Open innovation is a practice where organizations seek input from external sources including clients, partner organizations, and academic institutions. This has many benefits. It allows you to get out of your comfort zone, embrace new thinking, realize new innovation horizons, and achieve diversity of thought. This blog takes you through how to measure open innovation success.
With innovation management, it is important to have a clear goal in mind to enable you to gain a detailed understanding of what success looks like. There are many areas you can focus on, but I like to break measuring success into 3 simple areas:
- Define
- Measure
- Learn
Now, let’s have a look at how to measure open innovation.
Define Open Innovation Success
Fundamentally understanding what open innovation can do for your business is a key first step. Open Innovation enables organizations to:
- Reach a larger audience (this is particularly useful for smaller organizations)
- Adapt to changing markets
- Improve external opinions of the organization.
Knowing this…
What is your objective? Why have you decided to use open innovation? What is it you’re hoping to achieve?
Before you start to determine success, you’ll need to have a think about what that looks like. What is the ultimate goal? This will help you with measuring open innovation.
It is important to think big and think small when defining success metrics. I break this into 2 key areas:
- Strategic
- Tactical
Strategic goals relate to your high-level business targets. Which markets do you wish to expand into? What business transformation do you wish to see? What new direction will using open innovation help your business go in?
Tactical goals are your mundane, day-to-day goals. How will using open innovation improve business processes? How will employee engagement improve? What will it teach us about current and future ways of working?
Measuring Open Innovation
Now you have defined what success looks like, you need to measure performance against these objectives.
Innovation – unsurprisingly – is a tough subject to pin down and measure. Businesses can also overcomplicate how they measure open innovation success.
However, there are key indicators that you can use to ensure that your open innovation strategy is heading in the right direction. Capturing simple metrics and measuring against these would always be my recommendation. Data points such as:
- Ideas submitted
- Ideas carried forwards
- Deadlines hit and missed
- Completed projects
- ROI of completed projects
- Costs incurred
Regardless of your objectives, I find it is key to simply understand where your efforts are being spent and whether these efforts are actually paying off. Two key metrics that can help measure this are:
- Idea attrition rate – how many ideas are submitted against the number of users you have on the platform
- Idea conversation rate – of these submitted ideas, how many are actually good?
Measuring open innovation against a number of different data points is the easy bit – actually understanding how these relate back to your objectives and what the metrics actually mean is the hard bit.
That brings me to my third area of focus.
Learn from your data
Now you have captured lots of data and performance metrics, it is key to learn from this and understand what the data means for your open innovation strategy and how they affect where you go next with your efforts.

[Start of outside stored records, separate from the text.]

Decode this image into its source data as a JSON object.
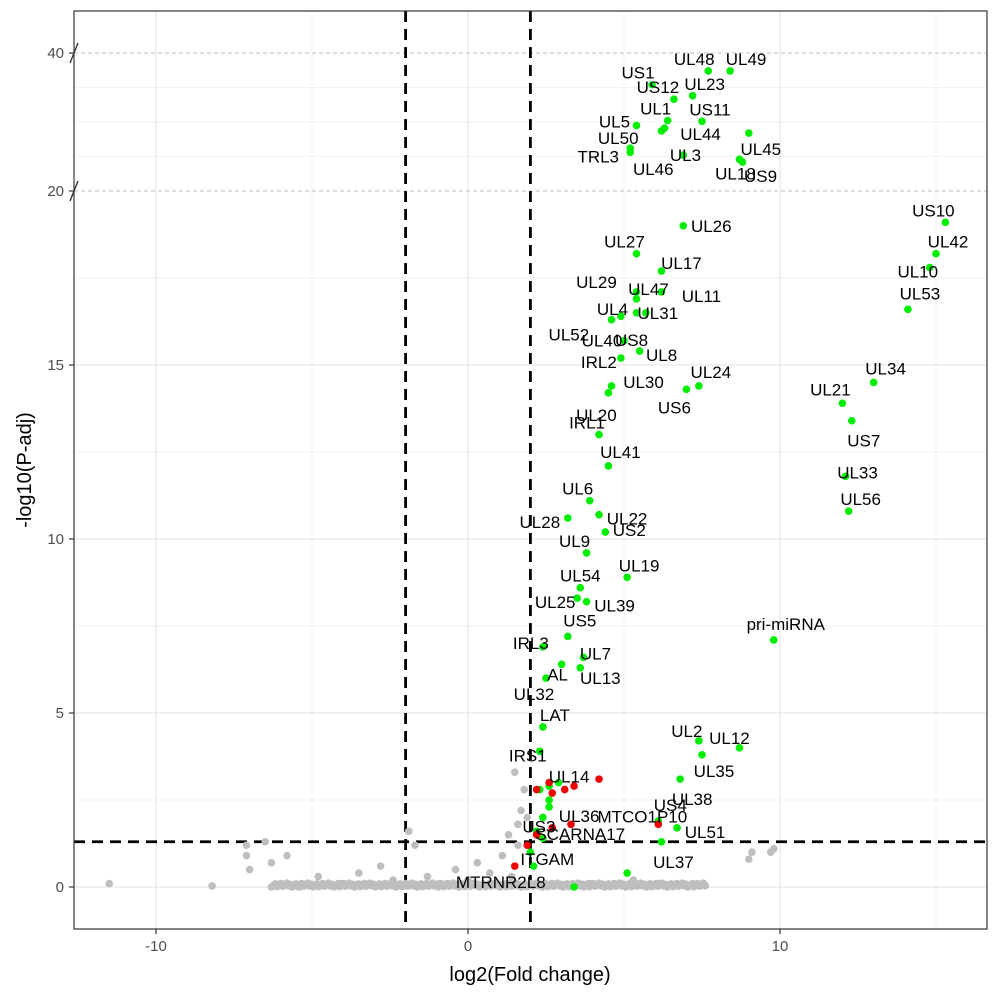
{
  "chart_data": {
    "type": "scatter",
    "title": "",
    "xlabel": "log2(Fold change)",
    "ylabel": "-log10(P-adj)",
    "xlim": [
      -12.5,
      16.5
    ],
    "x_ticks": [
      -10,
      0,
      10
    ],
    "x_tick_labels": [
      "-10",
      "0",
      "10"
    ],
    "y_ticks": [
      0,
      5,
      10,
      15,
      20,
      40
    ],
    "y_tick_labels": [
      "0",
      "5",
      "10",
      "15",
      "20",
      "40"
    ],
    "y_axis_break": {
      "note": "broken axis: upper segment spans 20 to 40",
      "lower_range": [
        0,
        20
      ],
      "upper_range": [
        20,
        40
      ]
    },
    "grid": true,
    "fold_change_threshold": [
      -2,
      2
    ],
    "p_threshold": 1.3,
    "colors": {
      "significant": "#00ee00",
      "highlight": "#ee0000",
      "not_significant": "#bebebe",
      "threshold_line": "#000000"
    },
    "series": [
      {
        "color_key": "significant",
        "points": [
          {
            "label": "UL48",
            "x": 7.7,
            "y": 37.4
          },
          {
            "label": "UL49",
            "x": 8.4,
            "y": 37.4
          },
          {
            "label": "US1",
            "x": 5.9,
            "y": 35.4
          },
          {
            "label": "UL23",
            "x": 7.2,
            "y": 33.8
          },
          {
            "label": "US12",
            "x": 6.6,
            "y": 33.3
          },
          {
            "label": "UL1",
            "x": 6.4,
            "y": 30.2
          },
          {
            "label": "US11",
            "x": 7.5,
            "y": 30.1
          },
          {
            "label": "UL5",
            "x": 5.4,
            "y": 29.5
          },
          {
            "label": "UL44",
            "x": 6.3,
            "y": 29.1
          },
          {
            "label": "UL3",
            "x": 6.2,
            "y": 28.7
          },
          {
            "label": "UL45",
            "x": 9.0,
            "y": 28.4
          },
          {
            "label": "UL50",
            "x": 5.2,
            "y": 26.2
          },
          {
            "label": "TRL3",
            "x": 5.2,
            "y": 25.6
          },
          {
            "label": "UL46",
            "x": 6.9,
            "y": 25.2
          },
          {
            "label": "UL18",
            "x": 8.7,
            "y": 24.6
          },
          {
            "label": "US9",
            "x": 8.8,
            "y": 24.2
          },
          {
            "label": "US10",
            "x": 15.3,
            "y": 19.1
          },
          {
            "label": "UL26",
            "x": 6.9,
            "y": 19.0
          },
          {
            "label": "UL42",
            "x": 15.0,
            "y": 18.2
          },
          {
            "label": "UL27",
            "x": 5.4,
            "y": 18.2
          },
          {
            "label": "UL10",
            "x": 14.8,
            "y": 17.8
          },
          {
            "label": "UL17",
            "x": 6.2,
            "y": 17.7
          },
          {
            "label": "UL11",
            "x": 6.2,
            "y": 17.1
          },
          {
            "label": "UL29",
            "x": 5.4,
            "y": 17.1
          },
          {
            "label": "UL47",
            "x": 5.4,
            "y": 16.9
          },
          {
            "label": "UL53",
            "x": 14.1,
            "y": 16.6
          },
          {
            "label": "UL31",
            "x": 5.7,
            "y": 16.5
          },
          {
            "label": "UL4",
            "x": 5.4,
            "y": 16.5
          },
          {
            "label": "UL52",
            "x": 4.9,
            "y": 16.4
          },
          {
            "label": "US8",
            "x": 4.6,
            "y": 16.3
          },
          {
            "label": "UL40",
            "x": 5.0,
            "y": 15.7
          },
          {
            "label": "UL8",
            "x": 5.5,
            "y": 15.4
          },
          {
            "label": "IRL2",
            "x": 4.9,
            "y": 15.2
          },
          {
            "label": "UL34",
            "x": 13.0,
            "y": 14.5
          },
          {
            "label": "UL24",
            "x": 7.4,
            "y": 14.4
          },
          {
            "label": "UL30",
            "x": 4.6,
            "y": 14.4
          },
          {
            "label": "US6",
            "x": 7.0,
            "y": 14.3
          },
          {
            "label": "UL20",
            "x": 4.5,
            "y": 14.2
          },
          {
            "label": "UL21",
            "x": 12.0,
            "y": 13.9
          },
          {
            "label": "US7",
            "x": 12.3,
            "y": 13.4
          },
          {
            "label": "IRL1",
            "x": 4.2,
            "y": 13.0
          },
          {
            "label": "UL41",
            "x": 4.5,
            "y": 12.1
          },
          {
            "label": "UL33",
            "x": 12.1,
            "y": 11.8
          },
          {
            "label": "UL6",
            "x": 3.9,
            "y": 11.1
          },
          {
            "label": "UL56",
            "x": 12.2,
            "y": 10.8
          },
          {
            "label": "UL22",
            "x": 4.2,
            "y": 10.7
          },
          {
            "label": "UL28",
            "x": 3.2,
            "y": 10.6
          },
          {
            "label": "US2",
            "x": 4.4,
            "y": 10.2
          },
          {
            "label": "UL9",
            "x": 3.8,
            "y": 9.6
          },
          {
            "label": "UL19",
            "x": 5.1,
            "y": 8.9
          },
          {
            "label": "UL54",
            "x": 3.6,
            "y": 8.6
          },
          {
            "label": "UL25",
            "x": 3.5,
            "y": 8.3
          },
          {
            "label": "UL39",
            "x": 3.8,
            "y": 8.2
          },
          {
            "label": "US5",
            "x": 3.2,
            "y": 7.2
          },
          {
            "label": "pri-miRNA",
            "x": 9.8,
            "y": 7.1
          },
          {
            "label": "IRL3",
            "x": 2.4,
            "y": 6.9
          },
          {
            "label": "UL7",
            "x": 3.7,
            "y": 6.6
          },
          {
            "label": "AL",
            "x": 3.0,
            "y": 6.4
          },
          {
            "label": "UL13",
            "x": 3.6,
            "y": 6.3
          },
          {
            "label": "UL32",
            "x": 2.5,
            "y": 6.0
          },
          {
            "label": "LAT",
            "x": 2.4,
            "y": 4.6
          },
          {
            "label": "UL2",
            "x": 7.4,
            "y": 4.2
          },
          {
            "label": "UL12",
            "x": 8.7,
            "y": 4.0
          },
          {
            "label": "IRS1",
            "x": 2.3,
            "y": 3.9
          },
          {
            "label": "UL35",
            "x": 7.5,
            "y": 3.8
          },
          {
            "label": "UL38",
            "x": 6.8,
            "y": 3.1
          },
          {
            "label": "UL36",
            "x": 2.6,
            "y": 2.5
          },
          {
            "label": "US4",
            "x": 6.1,
            "y": 1.9
          },
          {
            "label": "UL51",
            "x": 6.7,
            "y": 1.7
          },
          {
            "label": "US3",
            "x": 2.4,
            "y": 1.4
          },
          {
            "label": "UL37",
            "x": 6.2,
            "y": 1.3
          },
          {
            "label": "",
            "x": 2.9,
            "y": 3.0
          },
          {
            "label": "",
            "x": 2.6,
            "y": 2.9
          },
          {
            "label": "",
            "x": 2.3,
            "y": 2.8
          },
          {
            "label": "",
            "x": 2.6,
            "y": 2.3
          },
          {
            "label": "",
            "x": 2.4,
            "y": 2.0
          },
          {
            "label": "",
            "x": 2.2,
            "y": 1.6
          },
          {
            "label": "",
            "x": 2.0,
            "y": 1.0
          },
          {
            "label": "",
            "x": 2.1,
            "y": 0.6
          },
          {
            "label": "",
            "x": 3.4,
            "y": 0.0
          },
          {
            "label": "",
            "x": 5.1,
            "y": 0.4
          }
        ]
      },
      {
        "color_key": "highlight",
        "points": [
          {
            "label": "UL14",
            "x": 2.6,
            "y": 3.0
          },
          {
            "label": "",
            "x": 4.2,
            "y": 3.1
          },
          {
            "label": "",
            "x": 3.4,
            "y": 2.9
          },
          {
            "label": "",
            "x": 2.7,
            "y": 2.7
          },
          {
            "label": "",
            "x": 3.1,
            "y": 2.8
          },
          {
            "label": "",
            "x": 2.2,
            "y": 2.8
          },
          {
            "label": "MTCO1P10",
            "x": 6.1,
            "y": 1.8
          },
          {
            "label": "",
            "x": 3.3,
            "y": 1.8
          },
          {
            "label": "SCARNA17",
            "x": 2.7,
            "y": 1.7
          },
          {
            "label": "",
            "x": 2.2,
            "y": 1.5
          },
          {
            "label": "ITGAM",
            "x": 1.9,
            "y": 1.2
          },
          {
            "label": "MTRNR2L8",
            "x": 1.5,
            "y": 0.6
          }
        ]
      },
      {
        "color_key": "not_significant",
        "points": [
          {
            "label": "",
            "x": -11.5,
            "y": 0.1
          },
          {
            "label": "",
            "x": -8.2,
            "y": 0.03
          },
          {
            "label": "",
            "x": -7.1,
            "y": 1.2
          },
          {
            "label": "",
            "x": -7.1,
            "y": 0.9
          },
          {
            "label": "",
            "x": -7.0,
            "y": 0.5
          },
          {
            "label": "",
            "x": -6.5,
            "y": 1.3
          },
          {
            "label": "",
            "x": -6.3,
            "y": 0.7
          },
          {
            "label": "",
            "x": -5.8,
            "y": 0.9
          },
          {
            "label": "",
            "x": -6.0,
            "y": 0.05
          },
          {
            "label": "",
            "x": -5.4,
            "y": 0.0
          },
          {
            "label": "",
            "x": -4.8,
            "y": 0.3
          },
          {
            "label": "",
            "x": -4.1,
            "y": 0.1
          },
          {
            "label": "",
            "x": -3.5,
            "y": 0.4
          },
          {
            "label": "",
            "x": -2.8,
            "y": 0.6
          },
          {
            "label": "",
            "x": -2.4,
            "y": 0.2
          },
          {
            "label": "",
            "x": -1.9,
            "y": 1.6
          },
          {
            "label": "",
            "x": -1.7,
            "y": 1.2
          },
          {
            "label": "",
            "x": -1.3,
            "y": 0.3
          },
          {
            "label": "",
            "x": -0.9,
            "y": 0.1
          },
          {
            "label": "",
            "x": -0.4,
            "y": 0.5
          },
          {
            "label": "",
            "x": 0.0,
            "y": 0.2
          },
          {
            "label": "",
            "x": 0.3,
            "y": 0.7
          },
          {
            "label": "",
            "x": 0.7,
            "y": 0.4
          },
          {
            "label": "",
            "x": 1.1,
            "y": 0.9
          },
          {
            "label": "",
            "x": 1.4,
            "y": 0.3
          },
          {
            "label": "",
            "x": 1.7,
            "y": 2.2
          },
          {
            "label": "",
            "x": 1.6,
            "y": 1.8
          },
          {
            "label": "",
            "x": 1.5,
            "y": 3.3
          },
          {
            "label": "",
            "x": 1.8,
            "y": 2.8
          },
          {
            "label": "",
            "x": 1.6,
            "y": 1.2
          },
          {
            "label": "",
            "x": 1.9,
            "y": 2.0
          },
          {
            "label": "",
            "x": 1.3,
            "y": 1.5
          },
          {
            "label": "",
            "x": 3.9,
            "y": 0.1
          },
          {
            "label": "",
            "x": 4.6,
            "y": 0.05
          },
          {
            "label": "",
            "x": 5.3,
            "y": 0.2
          },
          {
            "label": "",
            "x": 6.1,
            "y": 0.1
          },
          {
            "label": "",
            "x": 6.6,
            "y": 0.05
          },
          {
            "label": "",
            "x": 7.2,
            "y": 0.1
          },
          {
            "label": "",
            "x": 7.6,
            "y": 0.05
          },
          {
            "label": "",
            "x": 9.1,
            "y": 1.0
          },
          {
            "label": "",
            "x": 9.7,
            "y": 1.0
          },
          {
            "label": "",
            "x": 9.8,
            "y": 1.1
          },
          {
            "label": "",
            "x": 9.0,
            "y": 0.8
          }
        ]
      }
    ],
    "dense_baseline_band": {
      "color_key": "not_significant",
      "x_from": -6.3,
      "x_to": 7.6,
      "y": 0.0,
      "count": 230
    }
  }
}
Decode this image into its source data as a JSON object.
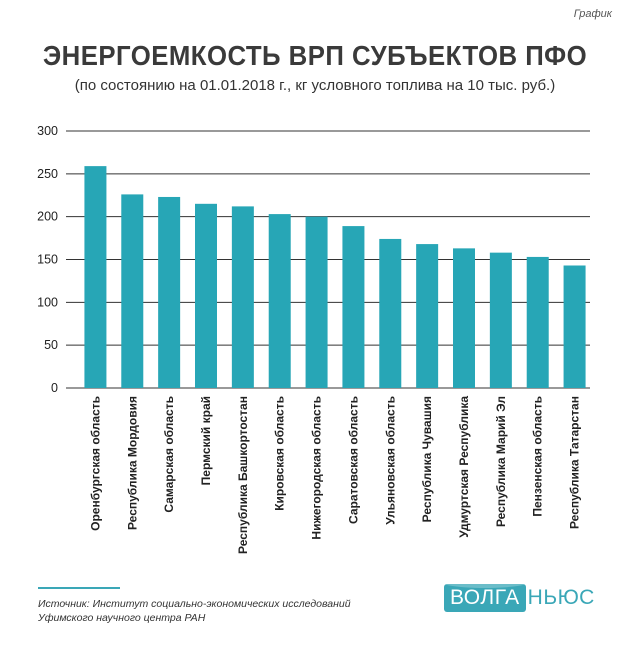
{
  "header": {
    "tag": "График"
  },
  "footer": {
    "source_line1": "Источник: Институт социально-экономических исследований",
    "source_line2": "Уфимского научного центра РАН",
    "logo_part1": "ВОЛГА",
    "logo_part2": "НЬЮС"
  },
  "colors": {
    "bar": "#27a6b6",
    "grid": "#333333",
    "accent": "#3aa7b7"
  },
  "chart_data": {
    "type": "bar",
    "title": "ЭНЕРГОЕМКОСТЬ ВРП СУБЪЕКТОВ ПФО",
    "subtitle": "(по состоянию на 01.01.2018 г., кг условного топлива на 10 тыс. руб.)",
    "categories": [
      "Оренбургская область",
      "Республика Мордовия",
      "Самарская область",
      "Пермский край",
      "Республика Башкортостан",
      "Кировская область",
      "Нижегородская область",
      "Саратовская область",
      "Ульяновская область",
      "Республика Чувашия",
      "Удмуртская Республика",
      "Республика Марий Эл",
      "Пензенская область",
      "Республика Татарстан"
    ],
    "values": [
      259,
      226,
      223,
      215,
      212,
      203,
      200,
      189,
      174,
      168,
      163,
      158,
      153,
      143
    ],
    "yticks": [
      0,
      50,
      100,
      150,
      200,
      250,
      300
    ],
    "ylim": [
      0,
      300
    ],
    "grid": true,
    "legend": "none"
  }
}
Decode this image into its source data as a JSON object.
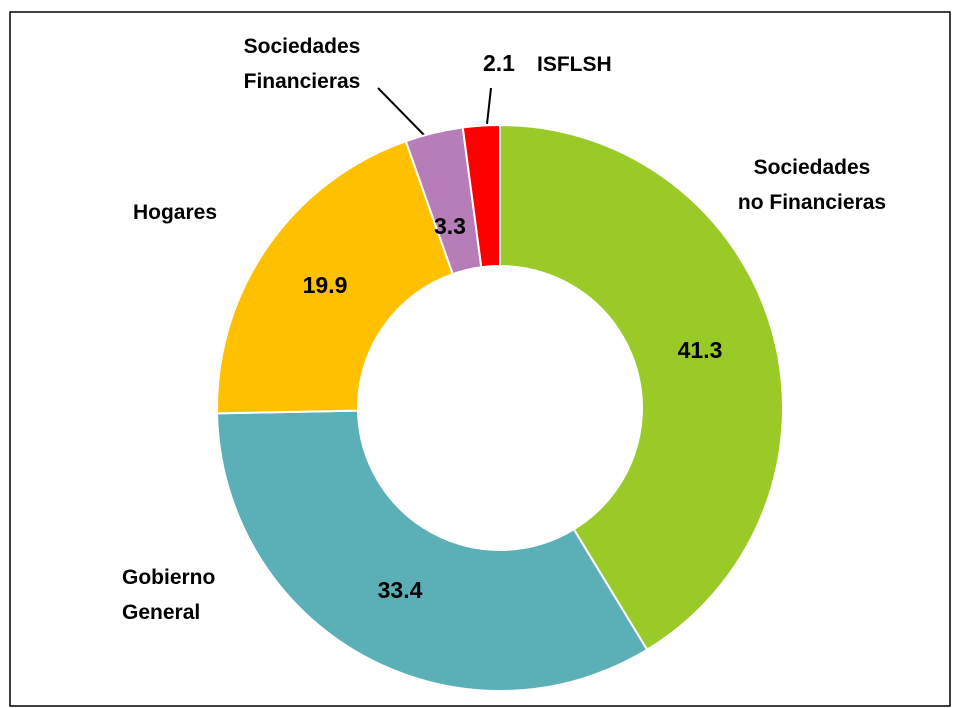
{
  "chart_data": {
    "type": "donut",
    "categories": [
      "Sociedades no Financieras",
      "Gobierno General",
      "Hogares",
      "Sociedades Financieras",
      "ISFLSH"
    ],
    "values": [
      41.3,
      33.4,
      19.9,
      3.3,
      2.1
    ],
    "colors": [
      "#9aca27",
      "#5bb0b8",
      "#ffc000",
      "#b67db8",
      "#ff0000"
    ]
  }
}
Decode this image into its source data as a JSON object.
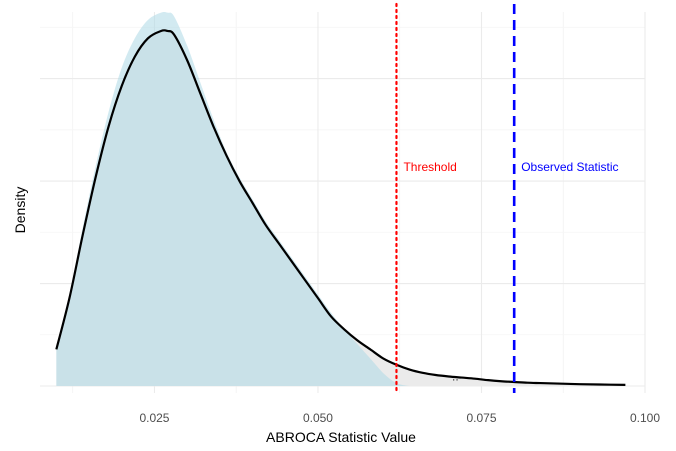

Some examples of metric interpretations are as follows:
- Ideas submitted – how many suggestions are being put forwards? This metric could simply tell you that people are engaged (or not) in your Open Innovation strategy. Could fewer ideas mean people are disengaged? Or could it mean your idea form is too complex so people don’t know what to do? Are further and better communications needed?
- Ideas carried forwards – this is a crucial metric for analyzing the practicality of ideas being submitted. How many ideas are being put through to the consideration stage and actively being considered for projects? What does the success rate tell you about your processes and review procedures? Does a low conversion rate mean further education of idea creators may be needed?
- Deadlines hit and missed – are you missing out on potential value due to bottlenecks in your processes?
- Completed projects – once ideas have been validated and selected to be realized as full-blown projects, it’s essential to monitor how many are then completed. Having metrics that prove the open innovation efforts actually lead to projects with the potential to add business value is simple to track but so important to understand.
- ROI of completed projects – Of these completed projects, what is the actual business benefit? It is so important to track this to prove the real value of your open innovation efforts
- Costs incurred – finally, to see the true value of your efforts, you need to take into account costs incurred whilst gathering ideas and realizing projects.
Once you have learned from the performance metrics and data collected, you need to take action. These actions could take many forms and are too many to list in this blog!
In summary – how to measure open innovation
Open innovation is a vital tool for increasing your innovation reach and bringing in ideas into your business that add diversity of thought and perspective. Such key ingredients for any innovation strategy.
Here’s how to measure your open innovation efforts:
- Define what your strategic and tactical objectives are
- Identify and evaluate key metrics that tie into these objectives
- Learn from the data collected and take action to continually improve your approach.